Par un mémoire enregistré le 28 août 2023, le préfet des Deux-Sèvres conclut au rejet de la requête.

Il soutient que :

- la condition d'urgence n'est pas remplie ; le dossier de demande indique que le modèle d'éoliennes n'est pas encore choisi ; la société pourra adapter son choix en fonction du coût ; les surcoûts invoqués ne sont pas chiffrés ; les projections de la Banque centrale envisagent un repli de l'inflation ; la société peut entrer en file d'attente pour se prémunir contre les difficultés et le coût de raccordement au poste source envisagé ; le business plan prospectif n'est pas suffisamment détaillé ; les coûts exposés pour les études sont inhérents à l'établissement d'un projet et ne suffisent pas à caractériser une situation d'urgence ; la société ne chiffre pas les coûts qui seraient induits par la nécessité d'actualiser l'étude d'impact et n'établit pas l'impact de ces coûts sur sa santé financière ; de plus, la perspective d'une obligation d'actualiser l'étude n'est pas certaine ; les mesures d'accompagnement n'ont pas reçu l'adhésion des communes et des riverains ; il n'est donc pas certain qu'elles puissent être mises en œuvre même si le projet était autorisé ; au surplus, ces mesures n'ont de raison d'être que si le projet est autorisé ; l'urgence environnementale ne justifie pas davantage le sursis ; la région Nouvelle-Aquitaine affiche des chiffres conséquents en matière d'énergie renouvelables ; la contribution du projet aux objectifs nationaux et régionaux apparaît négligeable ; le secteur d'implantation du projet est déjà couvert par de nombreux parcs éoliens ; un intérêt particulier s'attache à l'exécution de la décision de refus dès lors que le risque d'atteinte à la commodité du voisinage est constitué ;

- aucune erreur de droit n'a été commise dans l'appréciation de la saturation visuelle ; les seuils d'alerte sont dépassés pour plusieurs lieux de vie ; les visibilités lointaines sont attestées par plusieurs photomontages de l'étude d'impact ; dès lors que la saturation visuelle est avérée, les mesures de plantations prévues apparaissent insuffisantes.

Vu :

- la requête au fond enregistrée sous le n° 23BX01659 ;

- les autres pièces du dossier.

Vu :

- le code de l'environnement ;

- le code de justice administrative.

Les parties ont été régulièrement averties du jour de l'audience.
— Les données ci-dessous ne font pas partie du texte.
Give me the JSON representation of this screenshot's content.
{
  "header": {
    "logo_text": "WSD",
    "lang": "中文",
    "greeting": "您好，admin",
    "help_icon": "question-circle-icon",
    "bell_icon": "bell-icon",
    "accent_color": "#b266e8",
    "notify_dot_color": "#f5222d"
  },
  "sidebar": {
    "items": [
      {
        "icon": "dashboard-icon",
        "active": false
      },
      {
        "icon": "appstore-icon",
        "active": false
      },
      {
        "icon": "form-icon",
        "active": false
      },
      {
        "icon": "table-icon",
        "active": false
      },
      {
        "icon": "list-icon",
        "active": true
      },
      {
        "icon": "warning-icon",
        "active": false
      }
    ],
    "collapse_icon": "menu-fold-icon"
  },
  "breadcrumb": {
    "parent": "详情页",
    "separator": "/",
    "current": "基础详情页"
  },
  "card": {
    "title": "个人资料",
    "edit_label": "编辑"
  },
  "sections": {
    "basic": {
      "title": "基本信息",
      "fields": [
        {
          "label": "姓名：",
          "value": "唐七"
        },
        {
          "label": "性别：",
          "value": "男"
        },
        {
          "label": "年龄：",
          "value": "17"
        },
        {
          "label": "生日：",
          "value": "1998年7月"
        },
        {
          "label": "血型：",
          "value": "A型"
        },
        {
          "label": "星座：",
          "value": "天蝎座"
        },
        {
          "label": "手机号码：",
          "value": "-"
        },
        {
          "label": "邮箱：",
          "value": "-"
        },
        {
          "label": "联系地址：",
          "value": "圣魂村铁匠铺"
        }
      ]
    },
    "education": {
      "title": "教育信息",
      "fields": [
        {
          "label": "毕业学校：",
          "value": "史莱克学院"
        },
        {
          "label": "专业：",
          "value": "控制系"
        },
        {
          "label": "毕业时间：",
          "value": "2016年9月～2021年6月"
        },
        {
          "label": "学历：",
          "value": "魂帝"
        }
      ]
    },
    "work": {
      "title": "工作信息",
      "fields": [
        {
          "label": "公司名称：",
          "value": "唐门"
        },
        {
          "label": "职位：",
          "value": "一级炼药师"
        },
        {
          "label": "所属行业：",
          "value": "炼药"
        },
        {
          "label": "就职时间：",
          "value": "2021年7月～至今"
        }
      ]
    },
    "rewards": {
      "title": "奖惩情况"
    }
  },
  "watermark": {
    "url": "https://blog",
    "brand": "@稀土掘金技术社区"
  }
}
Le président de la cour a désigné Mme C... A... en qualité de juge des référés, en application du livre V du code de justice administrative.

Ont été entendus au cours de l'audience publique :

- le rapport de Mme C... A...,

- les observations de :

* Me Rochard, représentant la société Ferme éolienne des genêts, qui reprend les moyens exposés dans ses écritures en insistant sur la position favorable de plusieurs communes au projet, qui traduit l'adhésion de la population, et sur le scénario d'implantation, en extension d'autres parcs, de nature à minimiser les impacts ; s'agissant de l'urgence, elle confirme que le raccordement ne relève pas de RTE et qu'elle ne peut donc s'inscrire en file d'attente ; elle soutient qu'au surplus, l'inscription en file d'attente augmenterait le coût du projet ; elle souligne également, s'agissant de l'absence de bien-fondé des motifs de refus, le fait que le parc ne créera aucun champ visuel supplémentaire et ne viendra qu'en densification de certains cônes de vue, sans aggravation, la hauteur des éoliennes prévues étant la même que celle des autres éoliennes présentes ou en projet ; elle regrette, enfin, qu'un refus fondé sur des motifs qui ne sont pas valables génère une perte de temps ; en réponse à une question de la juge des référés, elle indique que la délivrance d'une autorisation provisoire par le juge des référés permettrait le raccordement et le commencement de réalisation du projet ; elle précise que ce serait un signal en faveur du projet ;

* Mme B..., représentant le préfet des Deux-Sèvres, qui renvoie aux écritures de l'administration ; elle ajoute que la hausse des coûts avait débuté au moment du dépôt du dossier de demande de la société et que celle-ci n'a pas, pour autant, retiré son projet en considération de cette hausse ; elle souligne que la hausse des coûts doit être mise en perspective avec les résultats attendus du projet ; elle indique que le raccordement relève de la compétence de RTE compte tenu de la puissance du projet et qu'ainsi, la procédure de file d'attente est bien applicable, que le raccordement envisagé dans le dossier de demande ne peut pas être garanti et qu'il y a peu de risque qu'un autre projet soit autorisé dans ce secteur compte tenu de la saturation, de sorte qu'il est probable que les possibilités demeurent de raccordement sur le poste souhaité par la société requérante.

Considérant ce qui suit :

1. Le 20 octobre 2021, la société Ferme éolienne des genêts a demandé la délivrance d'une autorisation environnementale pour l'installation et l'exploitation d'un parc éolien de huit aérogénérateurs d'une hauteur de 179 mètres sur le territoire des communes de Melle, Lusseray et Chef-Boutonne. Par arrêté du 24 avril 2023, la préfète des Deux-Sèvres a rejeté sa demande. La société Ferme éolienne des genêts, qui a présenté devant la cour une demande en annulation de cet arrêté préfectoral, demande dans la présente instance, la suspension de son exécution.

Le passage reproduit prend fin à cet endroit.